My niece, Medusa, turned fifteen at the beginning of this month. She is a big fan of the, now defunct, band My Chemical Romance – or My Chem to those of us in the know – and one of her presents was a t-shirt bearing the above legend. It seems apposite to borrow it for the title of this post.

It’s been very quiet on Shedward lately, hasn’t it? In fact there’s only really been a drip feed of posts from me for the longest time.

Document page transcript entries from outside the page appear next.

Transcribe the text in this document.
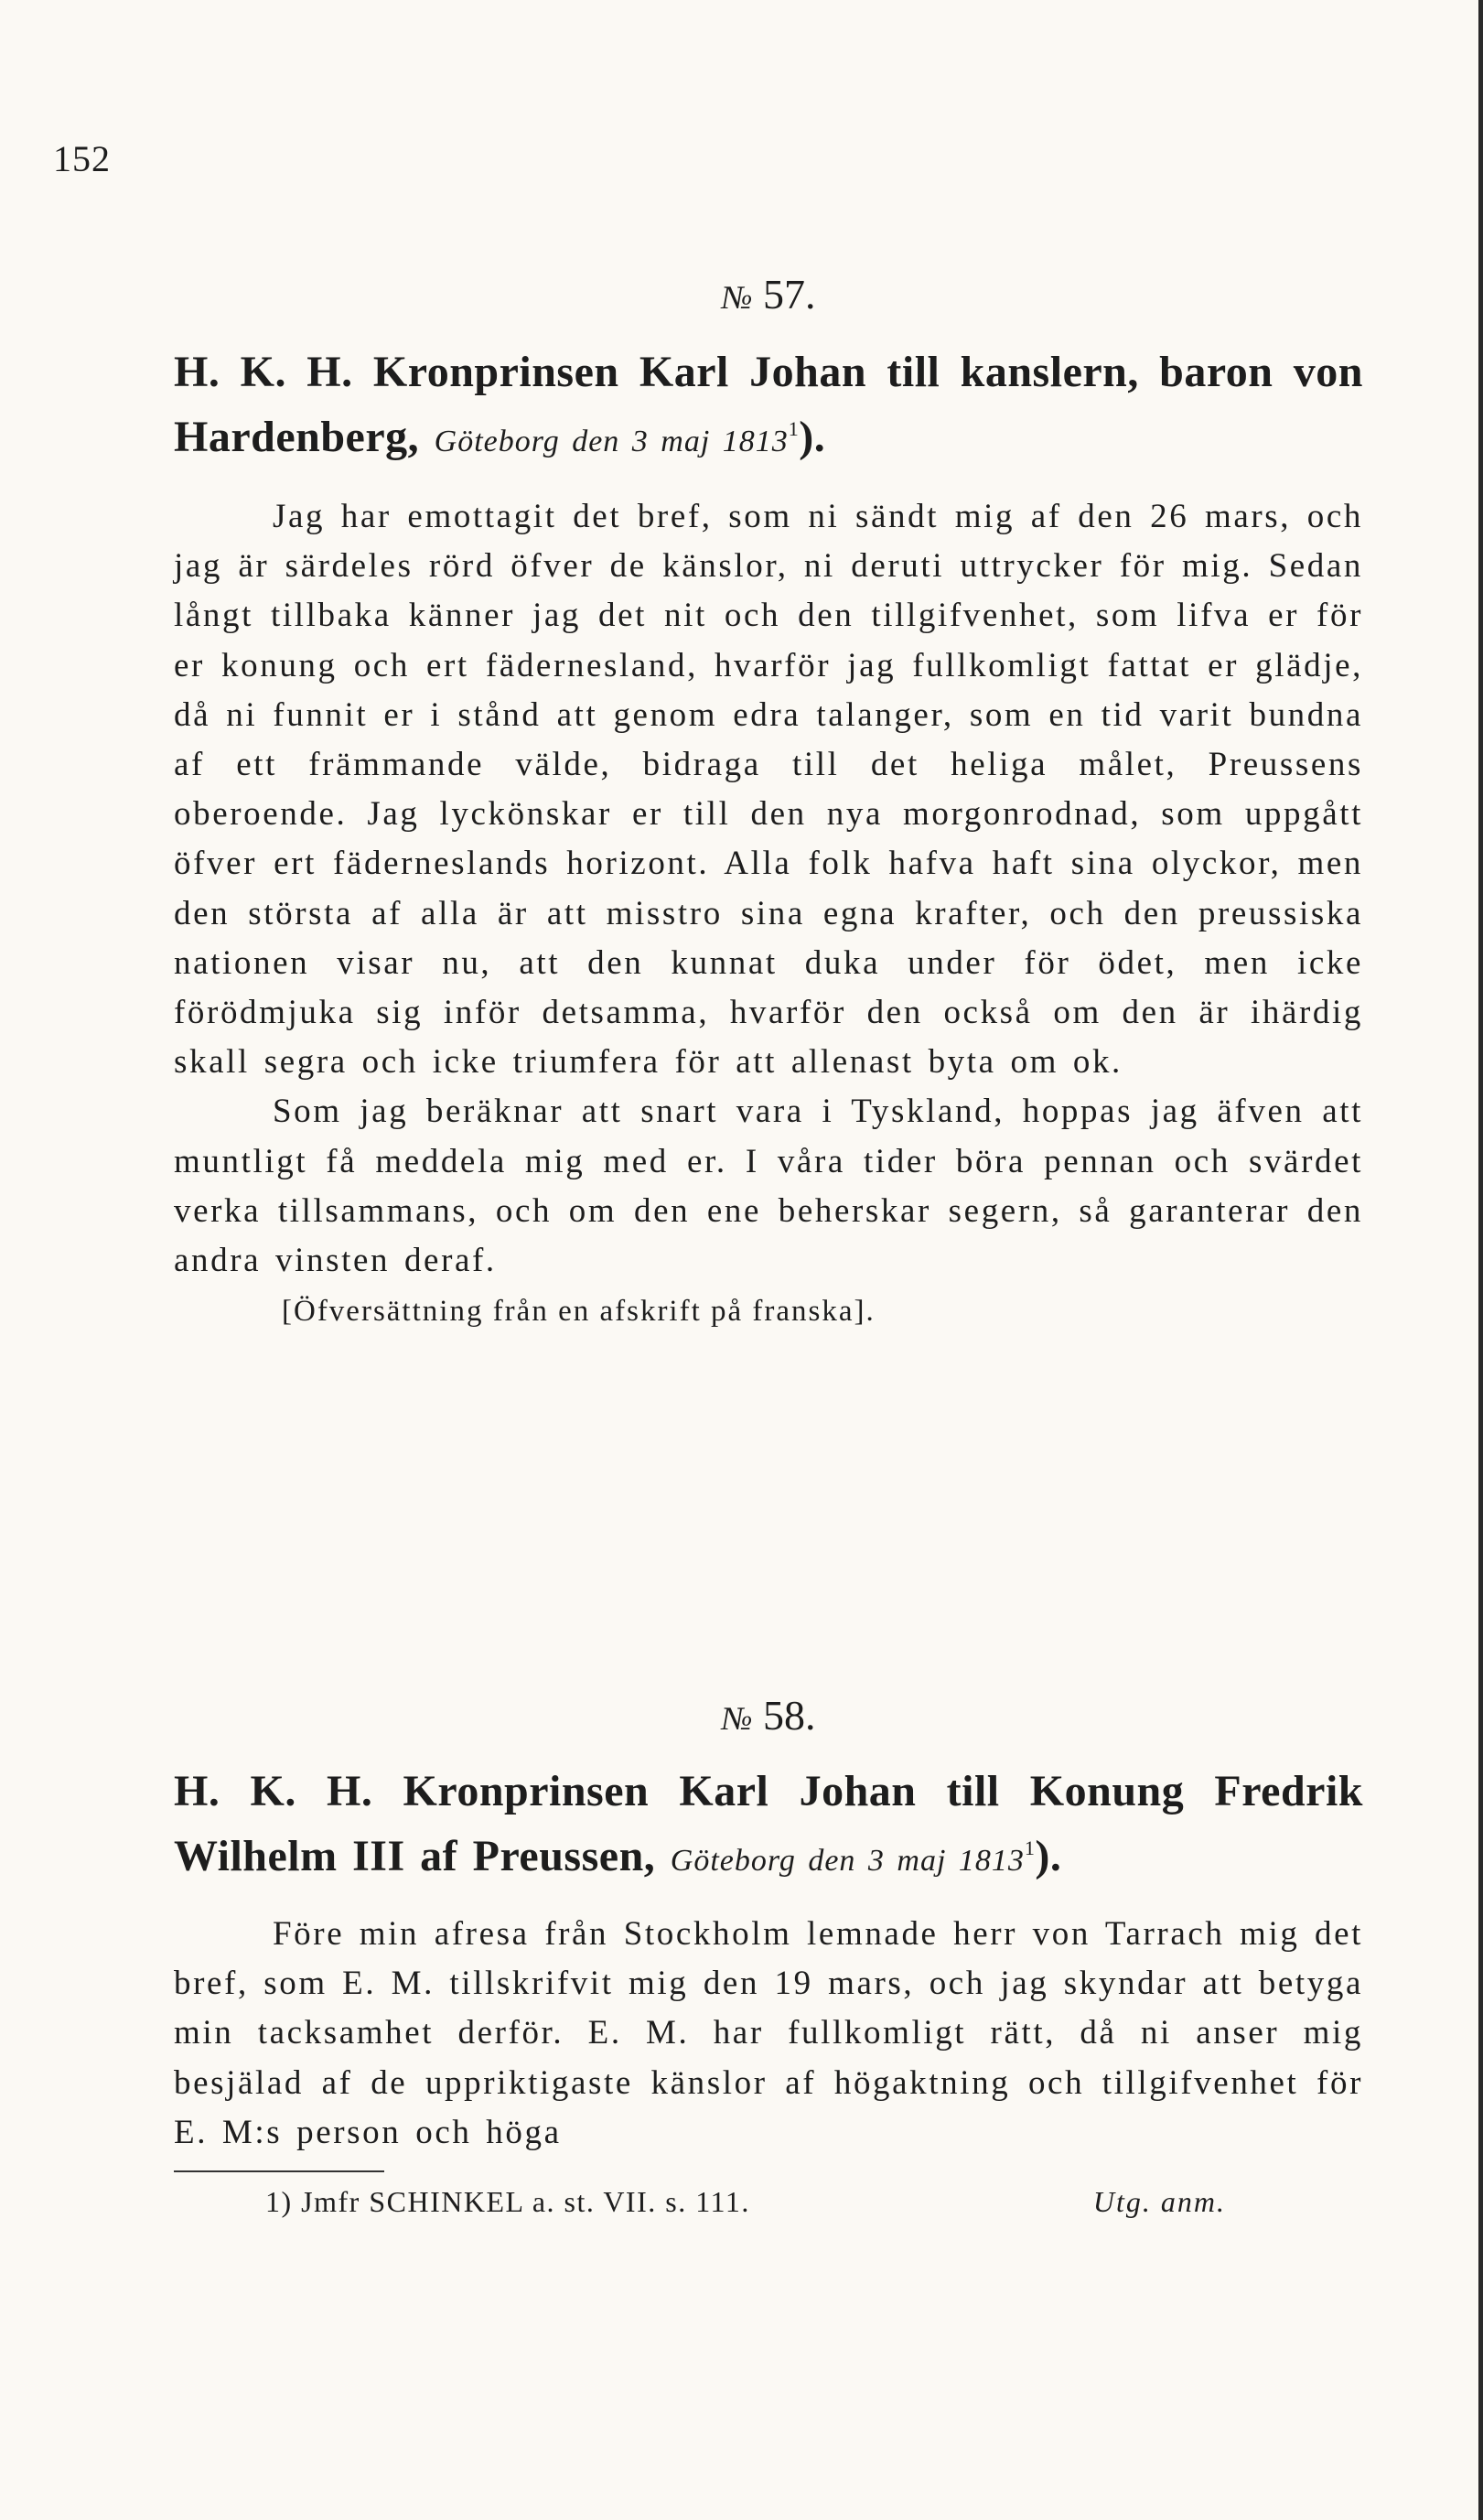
152
№ 57.
H. K. H. Kronprinsen Karl Johan till kanslern, baron von Hardenberg, Göteborg den 3 maj 1813$^1$).

Jag har emottagit det bref, som ni sändt mig af den 26 mars, och jag är särdeles rörd öfver de känslor, ni deruti uttrycker för mig. Sedan långt tillbaka känner jag det nit och den tillgifvenhet, som lifva er för er konung och ert fädernesland, hvarför jag fullkomligt fattat er glädje, då ni funnit er i stånd att genom edra talanger, som en tid varit bundna af ett främmande välde, bidraga till det heliga målet, Preussens oberoende. Jag lyckönskar er till den nya morgonrodnad, som uppgått öfver ert fäderneslands horizont. Alla folk hafva haft sina olyckor, men den största af alla är att misstro sina egna krafter, och den preussiska nationen visar nu, att den kunnat duka under för ödet, men icke förödmjuka sig inför detsamma, hvarför den också om den är ihärdig skall segra och icke triumfera för att allenast byta om ok.

Som jag beräknar att snart vara i Tyskland, hoppas jag äfven att muntligt få meddela mig med er. I våra tider böra pennan och svärdet verka tillsammans, och om den ene beherskar segern, så garanterar den andra vinsten deraf.

[Öfversättning från en afskrift på franska].
№ 58.
H. K. H. Kronprinsen Karl Johan till Konung Fredrik Wilhelm III af Preussen, Göteborg den 3 maj 1813$^1$).

Före min afresa från Stockholm lemnade herr von Tarrach mig det bref, som E. M. tillskrifvit mig den 19 mars, och jag skyndar att betyga min tacksamhet derför. E. M. har fullkomligt rätt, då ni anser mig besjälad af de uppriktigaste känslor af högaktning och tillgifvenhet för E. M:s person och höga

1) Jmfr SCHINKEL a. st. VII. s. 111.	Utg. anm.
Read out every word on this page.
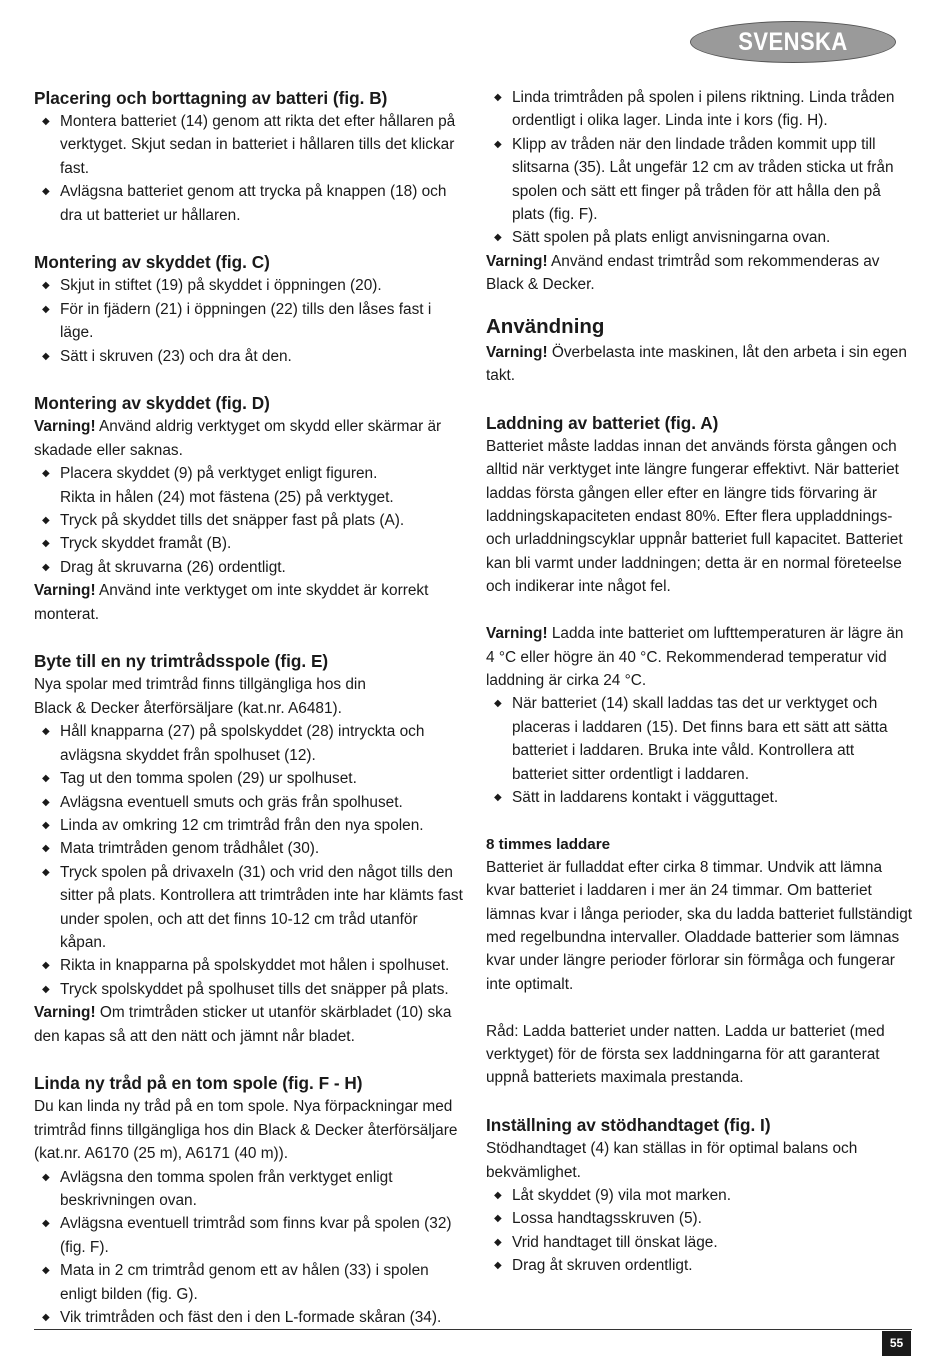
SVENSKA
Placering och borttagning av batteri (fig. B)
◆ Montera batteriet (14) genom att rikta det efter hållaren på verktyget. Skjut sedan in batteriet i hållaren tills det klickar fast.
◆ Avlägsna batteriet genom att trycka på knappen (18) och dra ut batteriet ur hållaren.
Montering av skyddet (fig. C)
◆ Skjut in stiftet (19) på skyddet i öppningen (20).
◆ För in fjädern (21) i öppningen (22) tills den låses fast i läge.
◆ Sätt i skruven (23) och dra åt den.
Montering av skyddet (fig. D)

Varning! Använd aldrig verktyget om skydd eller skärmar är skadade eller saknas.

◆ Placera skyddet (9) på verktyget enligt figuren.
Rikta in hålen (24) mot fästena (25) på verktyget.
◆ Tryck på skyddet tills det snäpper fast på plats (A).
◆ Tryck skyddet framåt (B).
◆ Drag åt skruvarna (26) ordentligt.

Varning! Använd inte verktyget om inte skyddet är korrekt monterat.

Byte till en ny trimtrådsspole (fig. E)

Nya spolar med trimtråd finns tillgängliga hos din
Black & Decker återförsäljare (kat.nr. A6481).

◆ Håll knapparna (27) på spolskyddet (28) intryckta och avlägsna skyddet från spolhuset (12).
◆ Tag ut den tomma spolen (29) ur spolhuset.
◆ Avlägsna eventuell smuts och gräs från spolhuset.
◆ Linda av omkring 12 cm trimtråd från den nya spolen.
◆ Mata trimtråden genom trådhålet (30).
◆ Tryck spolen på drivaxeln (31) och vrid den något tills den sitter på plats. Kontrollera att trimtråden inte har klämts fast under spolen, och att det finns 10-12 cm tråd utanför kåpan.
◆ Rikta in knapparna på spolskyddet mot hålen i spolhuset.
◆ Tryck spolskyddet på spolhuset tills det snäpper på plats.

Varning! Om trimtråden sticker ut utanför skärbladet (10) ska den kapas så att den nätt och jämnt når bladet.

Linda ny tråd på en tom spole (fig. F - H)

Du kan linda ny tråd på en tom spole. Nya förpackningar med trimtråd finns tillgängliga hos din Black & Decker återförsäljare (kat.nr. A6170 (25 m), A6171 (40 m)).

◆ Avlägsna den tomma spolen från verktyget enligt beskrivningen ovan.
◆ Avlägsna eventuell trimtråd som finns kvar på spolen (32) (fig. F).
◆ Mata in 2 cm trimtråd genom ett av hålen (33) i spolen enligt bilden (fig. G).
◆ Vik trimtråden och fäst den i den L-formade skåran (34).
◆ Linda trimtråden på spolen i pilens riktning. Linda tråden ordentligt i olika lager. Linda inte i kors (fig. H).
◆ Klipp av tråden när den lindade tråden kommit upp till slitsarna (35). Låt ungefär 12 cm av tråden sticka ut från spolen och sätt ett finger på tråden för att hålla den på plats (fig. F).
◆ Sätt spolen på plats enligt anvisningarna ovan.

Varning! Använd endast trimtråd som rekommenderas av Black & Decker.

Användning

Varning! Överbelasta inte maskinen, låt den arbeta i sin egen takt.

Laddning av batteriet (fig. A)

Batteriet måste laddas innan det används första gången och alltid när verktyget inte längre fungerar effektivt. När batteriet laddas första gången eller efter en längre tids förvaring är laddningskapaciteten endast 80%. Efter flera uppladdnings- och urladdningscyklar uppnår batteriet full kapacitet. Batteriet kan bli varmt under laddningen; detta är en normal företeelse och indikerar inte något fel.

Varning! Ladda inte batteriet om lufttemperaturen är lägre än 4 °C eller högre än 40 °C. Rekommenderad temperatur vid laddning är cirka 24 °C.

◆ När batteriet (14) skall laddas tas det ur verktyget och placeras i laddaren (15). Det finns bara ett sätt att sätta batteriet i laddaren. Bruka inte våld. Kontrollera att batteriet sitter ordentligt i laddaren.
◆ Sätt in laddarens kontakt i vägguttaget.
8 timmes laddare

Batteriet är fulladdat efter cirka 8 timmar. Undvik att lämna kvar batteriet i laddaren i mer än 24 timmar. Om batteriet lämnas kvar i långa perioder, ska du ladda batteriet fullständigt med regelbundna intervaller. Oladdade batterier som lämnas kvar under längre perioder förlorar sin förmåga och fungerar inte optimalt.

Råd: Ladda batteriet under natten. Ladda ur batteriet (med verktyget) för de första sex laddningarna för att garanterat uppnå batteriets maximala prestanda.

Inställning av stödhandtaget (fig. I)

Stödhandtaget (4) kan ställas in för optimal balans och bekvämlighet.

◆ Låt skyddet (9) vila mot marken.
◆ Lossa handtagsskruven (5).
◆ Vrid handtaget till önskat läge.
◆ Drag åt skruven ordentligt.
55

For the past 18 months I have been unable to work. I tell people it’s because I fell and tore a tendon in my arm in February last year. This is true, I did fall, I did tear a tendon and despite various treatments, it’s getting more painful and debilitating but … The real reason I’m not sailing the ocean blue or trying to operate a cashdesk in the supermarket is because I am suffering from…

wait for it …





(There, you said it. It wasn’t that difficult was it Lorraine?)

To me, PTSD is what the troops returning from war zones have to deal with, not middle-aged women buried in the English countryside but there you go. You live and learn. I won’t bore you with the causes or symptoms, I mention it by way of explanation for my dilatory blogging. I have got terrible writer’s block and I am now too poor to top up the data allowance on my internet dongle – hence the silence. Sorry about that. St F and I are struggling. Even food shopping is a stretch so internet time is a long way down the list. I’m only online now because I rebelled and decided I really did need to check my emails and internet banking etc. And to come here to make my excuses.

So there you have it. Writer’s are famously supposed to be tortured souls. I can vouch for the tortured bit but as to whether I’m still a writer, my jury’s out.